Prime Number Printer - thought experiment and test cases


#1

It would be fair to discount this discourse from the submission slate. More of a thought experment using a lot of brute force tactics that are pricey.

from math import sqrt
from itertools import permutations

Prime number sieve from Basic submission...

# function to generate a prime number sieve
def gen_sieve(lim):
  # function to retrieve next prime index in sieve
  def nextPrime(n):
    n += 1
    while not s[n]:
        n += 1
        continue
    return n
  i = u = lim + 1
  j = k = 0
  s = [1] * i
  s[0] = 0
  s[1] = 0
  while k < sqrt(u):
    j = nextPrime(k)
    k = j
    while j + k < u:
      j += k
      s[j] = 0
  return s

Not sure how much memory is given back after this...

# function to extract number digits from a string
def extract_nums(test_str):
  return list(filter(lambda x: not x.isalpha(), test_str))

We end up with a list of strings, which, as it were turns out to be a better way to venture forward as it does get resolved to integers down the way.

Next we look for odd number combinations (last member in list).

def filter_odd_nums(nums):
    return list(filter(lambda x: int(x[len(x)-1]) % 2, nums))

The next step uses the most resources.

#function to generate permutations of given r value
def generate_perms(nums, r):
  return list(permutations(nums, r))

With a list of tuples that contain only lower order odd numbers, we can next combine the tuples into numeric values in a list...

# function to join tuples of number strings into an integer
def combine_nums(nums):
  return [int(''.join(x)) for x in nums]

Next to see if the number combination is found in the test string...

# function to filter number in test string
def filter_in_str(nums, test_str):
    return list(filter(lambda x: str(x) in test_str, nums))

Those that do get tested for primeness...

# filter to track primes
def filter_primes(nums):
  s = gen_sieve(max(nums))
  return list(filter(lambda x: not not s[x], nums))

The outcome should rightly be a list of primes contained in the string

Given there are any number of elements in the numbers list, things can feasibly go off the rails in this realm. Finding an effecient way to explore this is the ultimate goal. Test case to follow..


[Challenge] Prime Number Printer
#2

Test case # 1

input_str = 'abc123def45gh67ijk89lm'
num_str = extract_nums(input_str)
nP1 = filter_primes([int(x) for x in num_str])
primes = nP1
del nP1
nP2 = generate_perms(num_str, 2)
nP2 = filter_odd_nums(nP2)
nP2 = combine_nums(nP2)
nP2 = filter_in_str(nP2, input_str) if len(nP2) else nP2
nP2 = filter_primes(nP2)
primes += nP2
del nP2
nP3 = generate_perms(num_str, 3)
nP3 = filter_odd_nums(nP3)
nP3 = combine_nums(nP3)
nP3 = filter_in_str(nP3, input_str)
nP3 = filter_primes(nP3) if len(nP3) else nP3
primes += nP3
del nP3

print (sorted(list(set(primes))))

[2, 3, 5, 7, 23, 67, 89]

Since the test string has no number longer than three digits, I stopped at r = 3.


#3

Looking back over the challenge stipulations, this one rings loudly...

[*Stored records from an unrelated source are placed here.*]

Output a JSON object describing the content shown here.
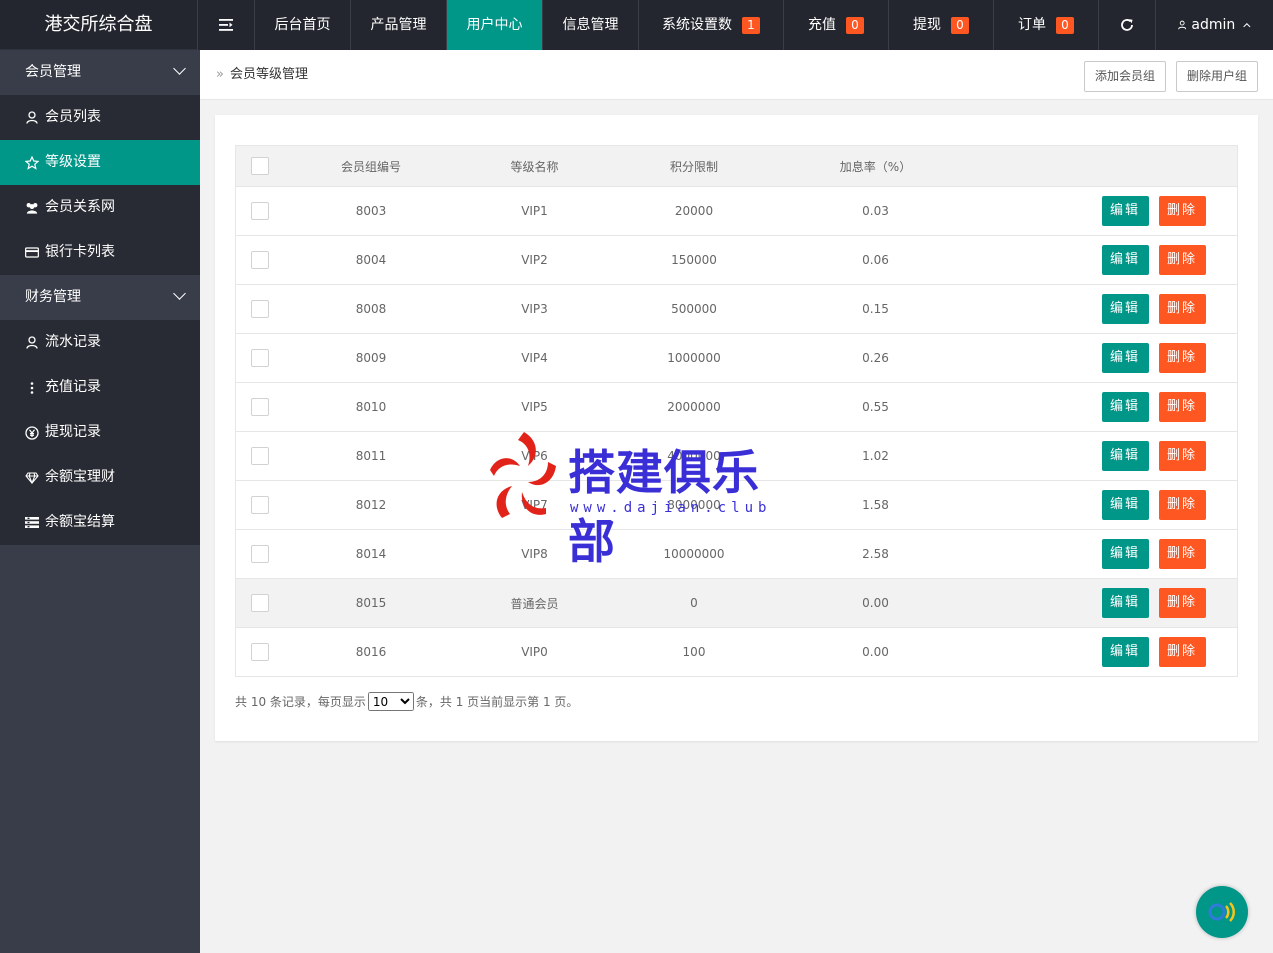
{
  "app": {
    "title": "港交所综合盘"
  },
  "nav": {
    "items": [
      {
        "label": "后台首页"
      },
      {
        "label": "产品管理"
      },
      {
        "label": "用户中心"
      },
      {
        "label": "信息管理"
      },
      {
        "label": "系统设置数",
        "badge": "1"
      },
      {
        "label": "充值",
        "badge": "0"
      },
      {
        "label": "提现",
        "badge": "0"
      },
      {
        "label": "订单",
        "badge": "0"
      }
    ],
    "user": "admin"
  },
  "sidebar": {
    "group1": {
      "label": "会员管理"
    },
    "items1": [
      {
        "label": "会员列表",
        "icon": "user-icon"
      },
      {
        "label": "等级设置",
        "icon": "star-icon"
      },
      {
        "label": "会员关系网",
        "icon": "users-icon"
      },
      {
        "label": "银行卡列表",
        "icon": "credit-card-icon"
      }
    ],
    "group2": {
      "label": "财务管理"
    },
    "items2": [
      {
        "label": "流水记录",
        "icon": "user-icon"
      },
      {
        "label": "充值记录",
        "icon": "more-vertical-icon"
      },
      {
        "label": "提现记录",
        "icon": "yen-icon"
      },
      {
        "label": "余额宝理财",
        "icon": "diamond-icon"
      },
      {
        "label": "余额宝结算",
        "icon": "list-icon"
      }
    ]
  },
  "breadcrumb": {
    "label": "会员等级管理"
  },
  "header_buttons": {
    "add": "添加会员组",
    "delete": "删除用户组"
  },
  "table": {
    "headers": {
      "id": "会员组编号",
      "name": "等级名称",
      "points": "积分限制",
      "rate": "加息率（%）"
    },
    "edit_label": "编辑",
    "delete_label": "删除",
    "rows": [
      {
        "id": "8003",
        "name": "VIP1",
        "points": "20000",
        "rate": "0.03"
      },
      {
        "id": "8004",
        "name": "VIP2",
        "points": "150000",
        "rate": "0.06"
      },
      {
        "id": "8008",
        "name": "VIP3",
        "points": "500000",
        "rate": "0.15"
      },
      {
        "id": "8009",
        "name": "VIP4",
        "points": "1000000",
        "rate": "0.26"
      },
      {
        "id": "8010",
        "name": "VIP5",
        "points": "2000000",
        "rate": "0.55"
      },
      {
        "id": "8011",
        "name": "VIP6",
        "points": "4000000",
        "rate": "1.02"
      },
      {
        "id": "8012",
        "name": "VIP7",
        "points": "8000000",
        "rate": "1.58"
      },
      {
        "id": "8014",
        "name": "VIP8",
        "points": "10000000",
        "rate": "2.58"
      },
      {
        "id": "8015",
        "name": "普通会员",
        "points": "0",
        "rate": "0.00"
      },
      {
        "id": "8016",
        "name": "VIP0",
        "points": "100",
        "rate": "0.00"
      }
    ]
  },
  "pager": {
    "prefix": "共 10 条记录，每页显示",
    "page_size": "10",
    "suffix": "条，共 1 页当前显示第 1 页。"
  },
  "watermark": {
    "title": "搭建俱乐部",
    "url": "www.dajian.club"
  },
  "colors": {
    "accent": "#009688",
    "danger": "#ff5722",
    "topbar": "#23262e",
    "sidebar": "#393d49"
  }
}
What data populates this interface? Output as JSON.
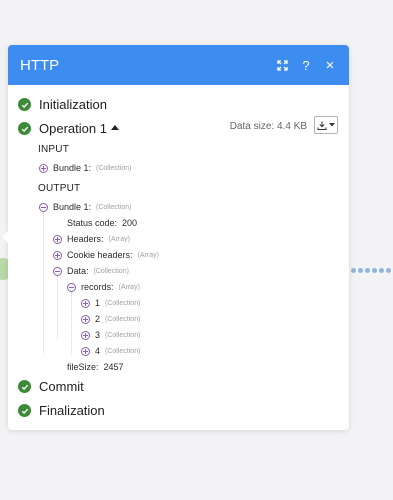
{
  "panel": {
    "title": "HTTP",
    "icons": [
      "expand-icon",
      "help-icon",
      "close-icon"
    ],
    "help_glyph": "?",
    "close_glyph": "×"
  },
  "steps": {
    "initialization": "Initialization",
    "operation": "Operation 1",
    "commit": "Commit",
    "finalization": "Finalization"
  },
  "data_size": "Data size: 4.4 KB",
  "input": {
    "heading": "INPUT",
    "bundle_key": "Bundle 1:",
    "bundle_type": "(Collection)"
  },
  "output": {
    "heading": "OUTPUT",
    "bundle_key": "Bundle 1:",
    "bundle_type": "(Collection)",
    "status_key": "Status code:",
    "status_value": "200",
    "headers_key": "Headers:",
    "headers_type": "(Array)",
    "cookie_key": "Cookie headers:",
    "cookie_type": "(Array)",
    "data_key": "Data:",
    "data_type": "(Collection)",
    "records_key": "records:",
    "records_type": "(Array)",
    "records": [
      {
        "key": "1",
        "type": "(Collection)"
      },
      {
        "key": "2",
        "type": "(Collection)"
      },
      {
        "key": "3",
        "type": "(Collection)"
      },
      {
        "key": "4",
        "type": "(Collection)"
      }
    ],
    "filesize_key": "fileSize:",
    "filesize_value": "2457"
  },
  "colors": {
    "header": "#3d8cf0",
    "success": "#3d8b37",
    "toggle": "#8a5fb0"
  }
}
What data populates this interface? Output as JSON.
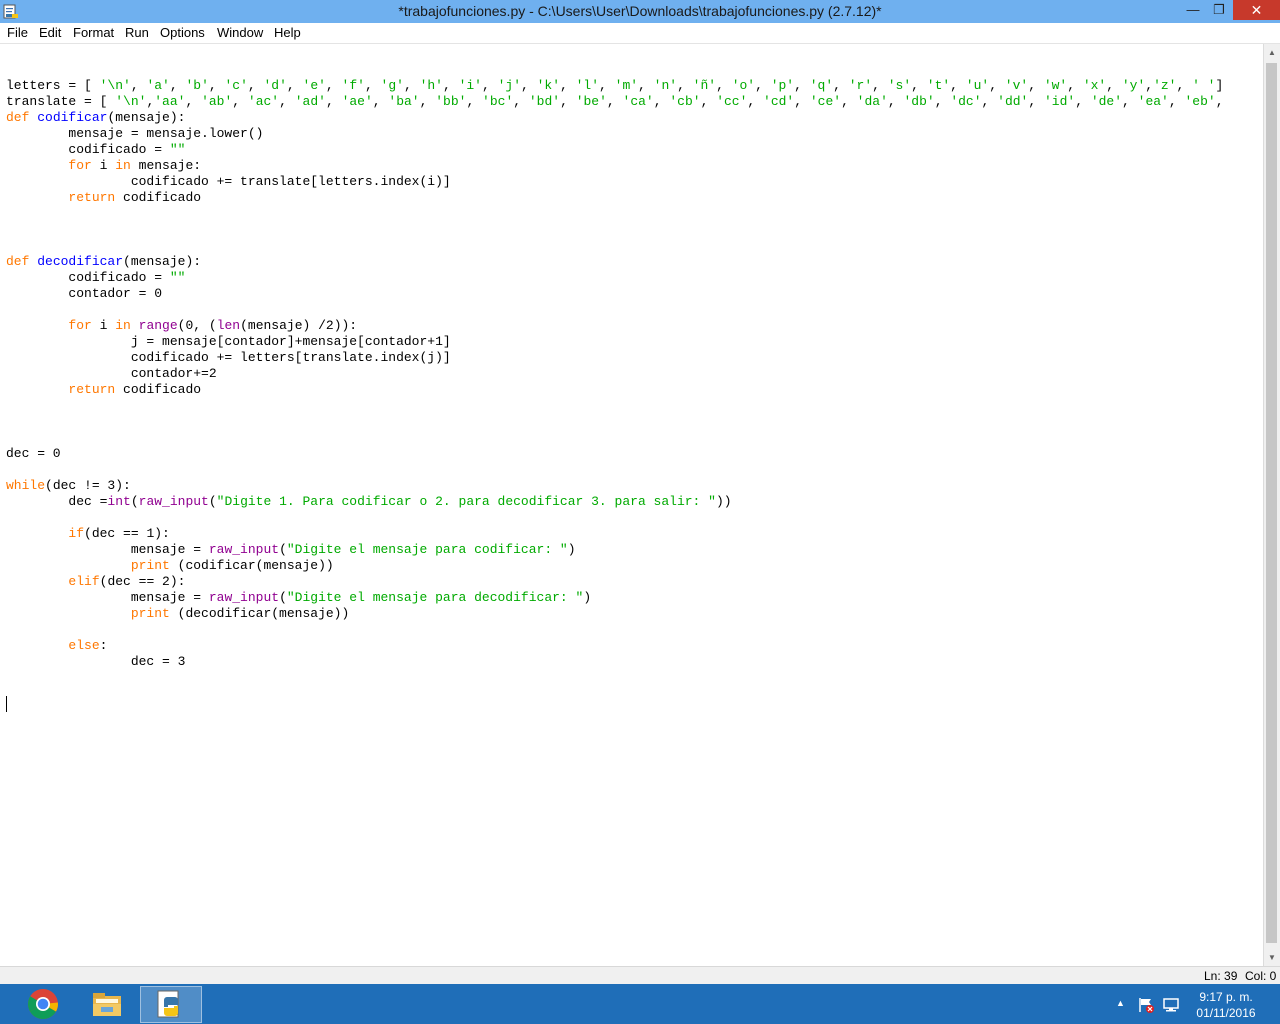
{
  "window": {
    "title": "*trabajofunciones.py - C:\\Users\\User\\Downloads\\trabajofunciones.py (2.7.12)*",
    "minimize_glyph": "—",
    "maximize_glyph": "❐",
    "close_glyph": "✕"
  },
  "menu": {
    "items": [
      "File",
      "Edit",
      "Format",
      "Run",
      "Options",
      "Window",
      "Help"
    ]
  },
  "editor": {
    "language": "python",
    "lines": [
      "",
      "letters = [ '\\n', 'a', 'b', 'c', 'd', 'e', 'f', 'g', 'h', 'i', 'j', 'k', 'l', 'm', 'n', 'ñ', 'o', 'p', 'q', 'r', 's', 't', 'u', 'v', 'w', 'x', 'y','z', ' ']",
      "translate = [ '\\n','aa', 'ab', 'ac', 'ad', 'ae', 'ba', 'bb', 'bc', 'bd', 'be', 'ca', 'cb', 'cc', 'cd', 'ce', 'da', 'db', 'dc', 'dd', 'id', 'de', 'ea', 'eb',",
      "def codificar(mensaje):",
      "        mensaje = mensaje.lower()",
      "        codificado = \"\"",
      "        for i in mensaje:",
      "                codificado += translate[letters.index(i)]",
      "        return codificado",
      "",
      "",
      "",
      "def decodificar(mensaje):",
      "        codificado = \"\"",
      "        contador = 0",
      "",
      "        for i in range(0, (len(mensaje) /2)):",
      "                j = mensaje[contador]+mensaje[contador+1]",
      "                codificado += letters[translate.index(j)]",
      "                contador+=2",
      "        return codificado",
      "",
      "",
      "",
      "dec = 0",
      "",
      "while(dec != 3):",
      "        dec =int(raw_input(\"Digite 1. Para codificar o 2. para decodificar 3. para salir: \"))",
      "",
      "        if(dec == 1):",
      "                mensaje = raw_input(\"Digite el mensaje para codificar: \")",
      "                print (codificar(mensaje))",
      "        elif(dec == 2):",
      "                mensaje = raw_input(\"Digite el mensaje para decodificar: \")",
      "                print (decodificar(mensaje))",
      "",
      "        else:",
      "                dec = 3",
      "",
      ""
    ],
    "colors": {
      "keyword": "#ff7700",
      "definition": "#0000ff",
      "builtin": "#900090",
      "string": "#00aa00"
    }
  },
  "status": {
    "ln": "Ln: 39",
    "col": "Col: 0"
  },
  "taskbar": {
    "apps": [
      {
        "name": "chrome-icon"
      },
      {
        "name": "file-explorer-icon"
      },
      {
        "name": "python-idle-icon",
        "active": true
      }
    ],
    "tray_arrow": "▲",
    "clock_time": "9:17 p. m.",
    "clock_date": "01/11/2016"
  }
}
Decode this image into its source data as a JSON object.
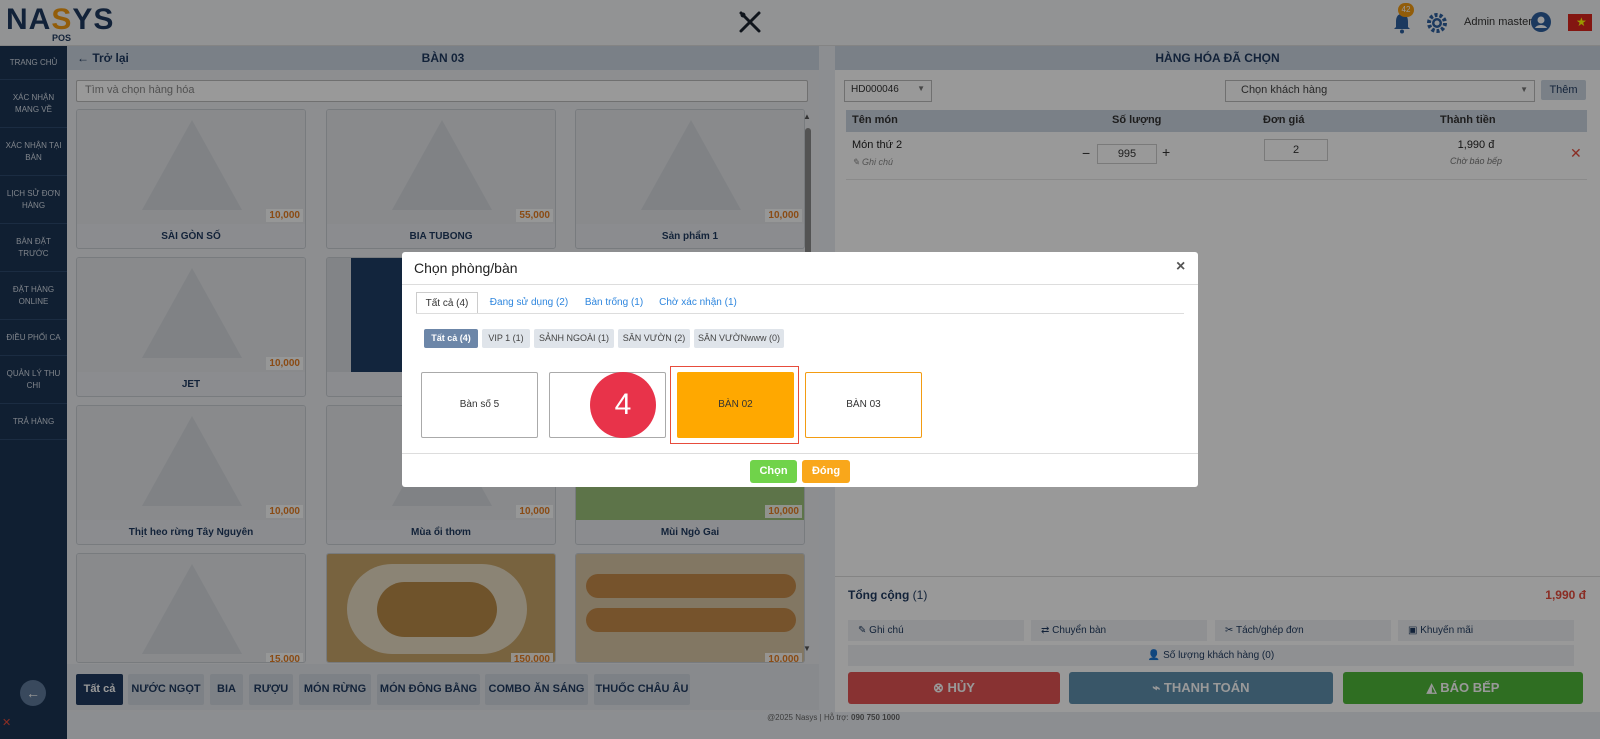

Example: primeNumberPrinter("abc2134kd31"), will output an array [2,13,3,3,31] (in the order they appear in the string).

My brute force test case doesn't even consider that. One more thing to sort out.

I'm still scratching my head over how to break apart the string so I can determine r-max. It's not a difficult problem, but one to solve and refine. More to the needs of a less brute force approach, one thinks.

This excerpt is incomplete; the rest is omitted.